I actually have a whole set of tests for the various balanced scorecards I see.  In my role as a Strategy and Performance Consultant, I see a lots of ‘balanced scorecards’, and so called balanced scorecards.  From my early days working for NortonKaplan I have seen most variations and alternatives. Many of these balanced scorecard tests I can run quickly in my head, such as how they are talking about and measuring the customer perspective.  Other tests involve conversations with the client about their strategy, their underlying problems and how they want to manage.

The most useful way to test a balanced scorecard

However, I have one overall way to test a balanced scorecard.  A test that usually reveals how the balanced scorecard has been designed and how the balanced scorecard is being used.  The test is very simple.

I look at the measures and indicators on the scorecard, usually some sort of spreadsheet, and I ask myself: “Given this information, what decisions could I, or should I, now take?”

Ask yourself:”Given this information, what decisions could I, or should I, now take?”

What I generally find is that there are a collection of measures.  However, there is often little structure to them.  There is rarely a real cause and effect story or any drivers linked as a set to create change.  So there is no story and little suggestion of the decisions that should now be taken.

Most are operational scorecards: few are measures of the progress of, or rolling-out, their strategy.

Very rarely I come across objectives, established before the measures were chosen.  Occasionally, the measures clustered into strategic themes or decision areas. 

Even rarer do I find the information about what previous decisions may have been made about the situation I am looking at.  Has someone already taken any remedial action?

Most often the scorecard is simply a set of things that are easy to measure, put together in a report.

Test a balanced scorecard to see if they read beyond page 9 of the first book

There are a couple of simple tests to see if you have anything approaching the sort of balanced scorecard that Norton & Kaplan proposed, or one that is simple a set of measures that someone has decided to call a ‘balanced scorecard’.

The first test is simple.  Look at the “scorecard” and see of there are only measures, or there are first objectives, and measures associated with those objectives.

Are there objectives associated with the measures in each perspective?

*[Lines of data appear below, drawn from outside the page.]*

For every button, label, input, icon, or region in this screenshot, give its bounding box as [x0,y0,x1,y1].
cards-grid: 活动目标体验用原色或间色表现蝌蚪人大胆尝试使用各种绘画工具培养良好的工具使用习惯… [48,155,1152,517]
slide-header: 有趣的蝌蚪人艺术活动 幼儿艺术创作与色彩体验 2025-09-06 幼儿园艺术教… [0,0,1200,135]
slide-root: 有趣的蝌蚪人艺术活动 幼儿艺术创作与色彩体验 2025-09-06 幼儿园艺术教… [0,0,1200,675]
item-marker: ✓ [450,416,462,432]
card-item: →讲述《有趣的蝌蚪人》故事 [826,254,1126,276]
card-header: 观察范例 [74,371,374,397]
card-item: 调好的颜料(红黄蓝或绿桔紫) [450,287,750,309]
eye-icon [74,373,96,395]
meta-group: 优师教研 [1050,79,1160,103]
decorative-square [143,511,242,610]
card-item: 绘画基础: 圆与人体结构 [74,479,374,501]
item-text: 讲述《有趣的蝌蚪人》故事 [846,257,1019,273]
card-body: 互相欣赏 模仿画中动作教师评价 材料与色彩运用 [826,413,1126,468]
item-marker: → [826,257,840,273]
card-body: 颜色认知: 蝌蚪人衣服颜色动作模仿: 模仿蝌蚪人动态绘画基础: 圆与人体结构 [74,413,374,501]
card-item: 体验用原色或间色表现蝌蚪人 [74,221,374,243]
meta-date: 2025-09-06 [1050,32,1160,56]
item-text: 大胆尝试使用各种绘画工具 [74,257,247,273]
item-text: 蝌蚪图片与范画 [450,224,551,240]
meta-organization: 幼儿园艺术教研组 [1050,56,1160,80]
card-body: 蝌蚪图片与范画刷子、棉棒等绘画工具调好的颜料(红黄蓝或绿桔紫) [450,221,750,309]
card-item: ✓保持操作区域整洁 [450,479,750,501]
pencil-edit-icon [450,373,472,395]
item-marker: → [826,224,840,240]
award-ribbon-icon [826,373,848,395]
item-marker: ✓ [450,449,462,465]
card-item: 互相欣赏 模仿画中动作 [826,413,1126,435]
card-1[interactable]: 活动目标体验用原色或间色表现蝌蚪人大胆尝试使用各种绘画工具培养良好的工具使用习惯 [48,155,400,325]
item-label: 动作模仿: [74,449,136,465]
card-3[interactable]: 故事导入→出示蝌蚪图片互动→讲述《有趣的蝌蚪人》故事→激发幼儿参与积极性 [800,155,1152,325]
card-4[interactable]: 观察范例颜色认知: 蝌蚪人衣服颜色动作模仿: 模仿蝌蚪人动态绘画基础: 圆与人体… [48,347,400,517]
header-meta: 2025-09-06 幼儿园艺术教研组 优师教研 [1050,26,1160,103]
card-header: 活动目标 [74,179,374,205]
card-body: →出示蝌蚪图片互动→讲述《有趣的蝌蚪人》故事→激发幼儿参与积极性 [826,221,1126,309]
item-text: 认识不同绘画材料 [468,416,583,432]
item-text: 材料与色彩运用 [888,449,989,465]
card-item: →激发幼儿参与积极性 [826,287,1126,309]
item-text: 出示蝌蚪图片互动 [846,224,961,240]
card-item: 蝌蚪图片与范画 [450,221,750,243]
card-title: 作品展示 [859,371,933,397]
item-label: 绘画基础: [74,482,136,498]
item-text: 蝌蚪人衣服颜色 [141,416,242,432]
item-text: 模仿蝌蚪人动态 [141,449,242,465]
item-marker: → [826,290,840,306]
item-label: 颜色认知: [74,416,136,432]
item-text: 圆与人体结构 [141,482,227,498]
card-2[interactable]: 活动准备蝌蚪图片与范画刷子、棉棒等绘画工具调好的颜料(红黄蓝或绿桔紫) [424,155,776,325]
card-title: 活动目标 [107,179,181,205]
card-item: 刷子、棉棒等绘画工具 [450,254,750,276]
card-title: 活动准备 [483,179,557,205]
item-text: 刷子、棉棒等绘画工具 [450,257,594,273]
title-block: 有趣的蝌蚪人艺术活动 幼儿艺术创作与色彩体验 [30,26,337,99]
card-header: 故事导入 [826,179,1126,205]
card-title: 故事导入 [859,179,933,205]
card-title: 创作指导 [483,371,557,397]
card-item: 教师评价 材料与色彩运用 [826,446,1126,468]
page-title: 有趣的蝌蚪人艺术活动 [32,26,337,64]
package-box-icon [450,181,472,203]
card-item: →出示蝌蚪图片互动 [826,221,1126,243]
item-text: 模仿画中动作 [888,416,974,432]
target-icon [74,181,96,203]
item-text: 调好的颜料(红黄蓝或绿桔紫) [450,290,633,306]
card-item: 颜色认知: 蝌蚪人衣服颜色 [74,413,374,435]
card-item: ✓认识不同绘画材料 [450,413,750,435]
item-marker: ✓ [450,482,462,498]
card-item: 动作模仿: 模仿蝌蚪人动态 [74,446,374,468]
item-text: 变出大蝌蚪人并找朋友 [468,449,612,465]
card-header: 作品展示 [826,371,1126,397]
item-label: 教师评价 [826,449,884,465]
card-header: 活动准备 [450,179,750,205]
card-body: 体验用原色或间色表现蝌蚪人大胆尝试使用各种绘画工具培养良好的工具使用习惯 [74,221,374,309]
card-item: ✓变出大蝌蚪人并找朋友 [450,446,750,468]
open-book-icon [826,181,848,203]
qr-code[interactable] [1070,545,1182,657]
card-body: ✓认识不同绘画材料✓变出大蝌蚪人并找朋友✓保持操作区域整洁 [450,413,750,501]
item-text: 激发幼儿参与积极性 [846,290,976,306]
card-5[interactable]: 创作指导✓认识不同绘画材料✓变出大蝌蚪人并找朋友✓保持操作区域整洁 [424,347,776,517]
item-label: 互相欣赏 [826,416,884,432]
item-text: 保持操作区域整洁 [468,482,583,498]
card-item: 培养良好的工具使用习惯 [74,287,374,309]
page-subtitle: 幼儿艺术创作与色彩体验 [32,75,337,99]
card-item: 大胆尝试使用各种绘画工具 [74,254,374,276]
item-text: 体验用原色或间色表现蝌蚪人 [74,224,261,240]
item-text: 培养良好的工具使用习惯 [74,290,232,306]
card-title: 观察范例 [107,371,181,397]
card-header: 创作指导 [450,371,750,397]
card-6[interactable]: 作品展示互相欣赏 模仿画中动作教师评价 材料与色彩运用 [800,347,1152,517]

If there are only measures, then the designer did not even read to page 9 of the first of Kaplan and Norton’s five Balanced scorecard books.  It is very clear, You always create objectives before measures.

The second test is just as important and required them to read to page 30 of the very first book.  That is, is there a cause and effect relationship in the objectives (or at least the measures) across the perspectives of the scorecard.

Is there a cause and effect relationship between the objectives (or even the measures) in the various perspectives?

The cause and effect relationship is fundamental to describing how strategy will happen.   Of course if there is not even any perspectives, or there is no relationship amongst the perspectives, it is simply a list of measures and should not be called a balanced scorecard.  It is just a card with scores on it.

A slightly more subtle way to test a balanced scorecard

The more subtle test is about the story of your strategy. “If you described your strategy, and then looked at your balanced scorecard, can you see the story of your strategy in your scorecard?.” 

Ask yourself: “Can you see the story of your strategy in your balanced scorecard?”

If you can’t see the story of your strategy, then there is a good chance that it is implementing a different strategy.   That is worrying.

Of course if the management team are not looking at your balanced scorecard, it has failed a very basic test of relevance and usefulness.

Try this test yourself

I recommend you take a look at your scorecard or balanced scorecard and ask yourself, or a colleague, whether it informs decisions and whether it tells the story of your strategy?

If it fails these two core tests, you should probably think about getting something that does.